A: Certainly I’ve always thought that our Southwark Street work went in a different direction because Katherine (the artist) did not ask pragmatic questions like “would you like a tree, or a car“what is your wildest dream scenario, your wish come true and where would you like to be in 5 year’s time?”

Q: How did the idea of the shoreline on Southwark Street come about?

A: Our response to the site, you always had a sense that the river was near, but you couldn’t see it.

Q: So not from a member of the public saying “I wish I had the river by my front window”

A: No, the things people told us had indirect influence, not a straight or literal interpretation.

Q: I’m interested in today’s title “Merger or mayhem”. I wonder which word best describes your collaborative process?

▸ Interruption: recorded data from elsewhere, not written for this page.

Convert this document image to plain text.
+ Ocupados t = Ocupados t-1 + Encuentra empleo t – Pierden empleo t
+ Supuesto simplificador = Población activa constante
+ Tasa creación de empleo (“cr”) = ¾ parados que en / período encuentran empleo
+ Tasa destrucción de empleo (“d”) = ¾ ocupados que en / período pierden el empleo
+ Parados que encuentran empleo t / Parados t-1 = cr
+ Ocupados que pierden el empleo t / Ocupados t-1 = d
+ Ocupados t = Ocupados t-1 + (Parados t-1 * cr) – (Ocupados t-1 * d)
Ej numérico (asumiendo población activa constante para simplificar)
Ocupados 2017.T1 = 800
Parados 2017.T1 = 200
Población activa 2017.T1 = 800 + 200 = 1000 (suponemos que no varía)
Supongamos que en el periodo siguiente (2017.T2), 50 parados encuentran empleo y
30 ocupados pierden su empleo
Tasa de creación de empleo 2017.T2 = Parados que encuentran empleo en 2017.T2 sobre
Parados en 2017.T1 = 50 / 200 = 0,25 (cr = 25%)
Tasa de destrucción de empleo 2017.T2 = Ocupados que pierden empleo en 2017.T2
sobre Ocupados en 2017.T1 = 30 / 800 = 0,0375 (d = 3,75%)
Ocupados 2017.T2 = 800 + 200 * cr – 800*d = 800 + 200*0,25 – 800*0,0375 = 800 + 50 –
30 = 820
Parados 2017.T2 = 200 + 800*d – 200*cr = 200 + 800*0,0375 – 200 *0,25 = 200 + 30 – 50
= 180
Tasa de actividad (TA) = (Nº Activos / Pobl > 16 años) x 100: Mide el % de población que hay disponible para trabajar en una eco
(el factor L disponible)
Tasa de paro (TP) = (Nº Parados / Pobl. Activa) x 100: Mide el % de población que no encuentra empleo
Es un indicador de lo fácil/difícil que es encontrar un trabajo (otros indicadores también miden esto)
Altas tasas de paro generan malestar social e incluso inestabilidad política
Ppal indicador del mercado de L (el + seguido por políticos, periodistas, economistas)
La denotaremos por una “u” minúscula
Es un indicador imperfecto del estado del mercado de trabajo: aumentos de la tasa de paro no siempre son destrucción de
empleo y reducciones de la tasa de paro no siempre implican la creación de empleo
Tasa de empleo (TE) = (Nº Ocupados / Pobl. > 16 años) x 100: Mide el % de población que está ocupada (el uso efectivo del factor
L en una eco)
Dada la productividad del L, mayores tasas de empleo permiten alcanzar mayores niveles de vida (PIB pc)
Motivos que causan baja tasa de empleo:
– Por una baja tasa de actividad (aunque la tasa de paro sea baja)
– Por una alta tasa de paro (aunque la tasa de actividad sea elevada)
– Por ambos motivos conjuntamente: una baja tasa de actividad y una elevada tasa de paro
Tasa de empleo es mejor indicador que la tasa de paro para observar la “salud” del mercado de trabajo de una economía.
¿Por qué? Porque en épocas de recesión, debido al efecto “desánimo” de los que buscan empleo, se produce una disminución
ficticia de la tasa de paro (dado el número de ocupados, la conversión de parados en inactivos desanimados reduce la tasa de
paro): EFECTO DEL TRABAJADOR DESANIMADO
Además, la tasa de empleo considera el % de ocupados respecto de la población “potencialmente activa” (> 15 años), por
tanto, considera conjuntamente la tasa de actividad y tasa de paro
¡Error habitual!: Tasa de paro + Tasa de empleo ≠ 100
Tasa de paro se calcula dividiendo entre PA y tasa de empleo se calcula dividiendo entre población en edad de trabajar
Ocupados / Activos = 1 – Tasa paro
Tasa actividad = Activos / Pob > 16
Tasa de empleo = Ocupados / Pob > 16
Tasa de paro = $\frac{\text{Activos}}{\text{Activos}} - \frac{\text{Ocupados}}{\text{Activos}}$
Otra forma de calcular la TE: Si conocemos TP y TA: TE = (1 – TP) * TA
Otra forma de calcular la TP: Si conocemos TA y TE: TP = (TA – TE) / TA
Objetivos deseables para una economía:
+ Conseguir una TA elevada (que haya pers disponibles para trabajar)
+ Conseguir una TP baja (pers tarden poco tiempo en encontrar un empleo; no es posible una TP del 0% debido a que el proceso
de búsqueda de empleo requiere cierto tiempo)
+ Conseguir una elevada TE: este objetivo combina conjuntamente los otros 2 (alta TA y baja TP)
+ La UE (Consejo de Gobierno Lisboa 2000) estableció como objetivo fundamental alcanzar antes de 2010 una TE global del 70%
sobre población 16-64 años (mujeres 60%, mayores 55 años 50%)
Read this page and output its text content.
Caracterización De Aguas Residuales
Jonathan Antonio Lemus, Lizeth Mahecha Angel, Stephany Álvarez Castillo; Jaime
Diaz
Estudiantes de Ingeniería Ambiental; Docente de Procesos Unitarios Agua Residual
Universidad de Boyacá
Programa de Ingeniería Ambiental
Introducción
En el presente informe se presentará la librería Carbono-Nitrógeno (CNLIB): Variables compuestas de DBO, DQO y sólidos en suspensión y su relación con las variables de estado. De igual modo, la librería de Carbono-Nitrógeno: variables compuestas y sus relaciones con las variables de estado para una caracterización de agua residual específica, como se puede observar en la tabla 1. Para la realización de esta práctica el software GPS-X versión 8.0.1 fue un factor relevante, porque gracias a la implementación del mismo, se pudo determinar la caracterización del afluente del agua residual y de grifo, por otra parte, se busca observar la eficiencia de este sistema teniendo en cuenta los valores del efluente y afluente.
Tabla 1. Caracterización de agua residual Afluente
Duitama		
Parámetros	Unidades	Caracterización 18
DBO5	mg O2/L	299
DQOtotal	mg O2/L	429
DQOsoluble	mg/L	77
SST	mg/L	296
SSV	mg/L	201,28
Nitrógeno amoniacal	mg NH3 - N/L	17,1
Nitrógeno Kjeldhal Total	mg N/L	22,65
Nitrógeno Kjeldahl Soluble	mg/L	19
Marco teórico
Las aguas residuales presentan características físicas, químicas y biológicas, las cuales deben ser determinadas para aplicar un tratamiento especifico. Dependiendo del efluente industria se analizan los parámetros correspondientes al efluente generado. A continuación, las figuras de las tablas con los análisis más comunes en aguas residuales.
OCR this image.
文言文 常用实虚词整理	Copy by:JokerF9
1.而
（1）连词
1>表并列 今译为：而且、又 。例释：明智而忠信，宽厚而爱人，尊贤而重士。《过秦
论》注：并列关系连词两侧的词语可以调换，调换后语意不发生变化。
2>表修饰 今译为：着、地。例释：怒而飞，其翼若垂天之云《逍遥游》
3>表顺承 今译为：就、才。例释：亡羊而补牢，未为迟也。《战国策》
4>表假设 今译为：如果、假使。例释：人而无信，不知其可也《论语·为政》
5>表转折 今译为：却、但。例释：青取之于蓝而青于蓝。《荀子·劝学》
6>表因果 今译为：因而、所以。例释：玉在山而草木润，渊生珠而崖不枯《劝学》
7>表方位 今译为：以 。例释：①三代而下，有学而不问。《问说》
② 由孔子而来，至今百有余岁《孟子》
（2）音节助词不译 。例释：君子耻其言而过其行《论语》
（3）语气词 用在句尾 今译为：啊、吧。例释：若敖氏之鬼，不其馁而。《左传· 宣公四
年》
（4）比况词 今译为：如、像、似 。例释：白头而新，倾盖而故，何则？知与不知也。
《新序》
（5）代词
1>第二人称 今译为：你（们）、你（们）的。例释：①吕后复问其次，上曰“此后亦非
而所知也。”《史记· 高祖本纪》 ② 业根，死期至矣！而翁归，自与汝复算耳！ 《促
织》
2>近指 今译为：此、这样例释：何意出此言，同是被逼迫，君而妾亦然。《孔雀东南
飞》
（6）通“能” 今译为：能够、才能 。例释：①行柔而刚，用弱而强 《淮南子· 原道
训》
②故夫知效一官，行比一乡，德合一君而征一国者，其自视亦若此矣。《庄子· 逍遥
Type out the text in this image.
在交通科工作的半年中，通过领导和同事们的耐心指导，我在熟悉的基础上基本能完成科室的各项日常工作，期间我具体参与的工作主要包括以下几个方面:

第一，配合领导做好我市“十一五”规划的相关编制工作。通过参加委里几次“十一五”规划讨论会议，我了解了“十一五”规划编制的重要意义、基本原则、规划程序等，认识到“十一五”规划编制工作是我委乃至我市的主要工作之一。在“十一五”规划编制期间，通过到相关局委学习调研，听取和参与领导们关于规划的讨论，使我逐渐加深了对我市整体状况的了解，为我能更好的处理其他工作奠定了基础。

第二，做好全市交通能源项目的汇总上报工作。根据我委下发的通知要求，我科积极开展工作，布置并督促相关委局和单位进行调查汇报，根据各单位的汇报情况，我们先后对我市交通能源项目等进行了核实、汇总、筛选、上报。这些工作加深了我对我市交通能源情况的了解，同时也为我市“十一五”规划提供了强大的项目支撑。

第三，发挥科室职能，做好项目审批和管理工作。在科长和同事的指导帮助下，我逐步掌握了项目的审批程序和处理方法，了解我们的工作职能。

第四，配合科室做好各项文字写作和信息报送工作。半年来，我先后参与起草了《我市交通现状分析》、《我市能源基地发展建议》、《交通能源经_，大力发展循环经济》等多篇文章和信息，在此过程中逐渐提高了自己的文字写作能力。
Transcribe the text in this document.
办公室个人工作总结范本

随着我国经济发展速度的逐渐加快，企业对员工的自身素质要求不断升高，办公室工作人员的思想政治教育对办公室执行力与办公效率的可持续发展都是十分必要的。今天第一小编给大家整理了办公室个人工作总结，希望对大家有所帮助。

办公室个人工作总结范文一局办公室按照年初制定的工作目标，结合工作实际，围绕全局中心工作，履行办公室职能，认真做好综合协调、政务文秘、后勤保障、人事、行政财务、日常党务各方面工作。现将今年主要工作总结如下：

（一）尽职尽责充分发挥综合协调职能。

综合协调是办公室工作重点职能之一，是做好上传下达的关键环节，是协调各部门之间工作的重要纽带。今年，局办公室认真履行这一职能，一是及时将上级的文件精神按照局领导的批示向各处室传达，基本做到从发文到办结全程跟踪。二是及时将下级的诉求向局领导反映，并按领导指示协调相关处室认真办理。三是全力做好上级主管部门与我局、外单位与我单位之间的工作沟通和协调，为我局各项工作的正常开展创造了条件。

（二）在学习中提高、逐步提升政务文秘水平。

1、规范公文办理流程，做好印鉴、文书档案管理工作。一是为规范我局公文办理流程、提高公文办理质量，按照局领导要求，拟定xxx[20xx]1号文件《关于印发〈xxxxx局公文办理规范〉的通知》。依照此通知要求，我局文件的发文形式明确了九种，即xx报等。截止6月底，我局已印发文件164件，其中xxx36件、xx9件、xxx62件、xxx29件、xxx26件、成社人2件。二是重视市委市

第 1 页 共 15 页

A: Both in the sense that the merger or the meeting is highly negotiated, but sometimes there is mayhem. I’ve tried to show you different ways in which we work, allowing us to use our different visions.

Q: How do you involve users in your work?

A: We try to involve the people who live and work in an area. We try to find ways to listen to what people say. The Birmingham work showed how much real expertise about their own situation people have, which seems self-evident when you find it out, and you wonder why nobody else has found that out already.

John Lyall: Malcolm Miles said that people are experts on their own city.

Comment (from a psychologist):Stephen Hawkins has said recently he doesn’t care what people think or feel, he is interested only in scientific truth. I think that is an untenable position. Surely the ultimate use of any project must be its starting point, and the real meaning of collaboration is involving the ultimate users right at the start.

Q: How much practical input is there from you and your colleagues in the making of the products?

A: It varies. We make the videos ourselves, some projects are conventionally produced. We work with artists and craftspeople on some making, and contract builders for others.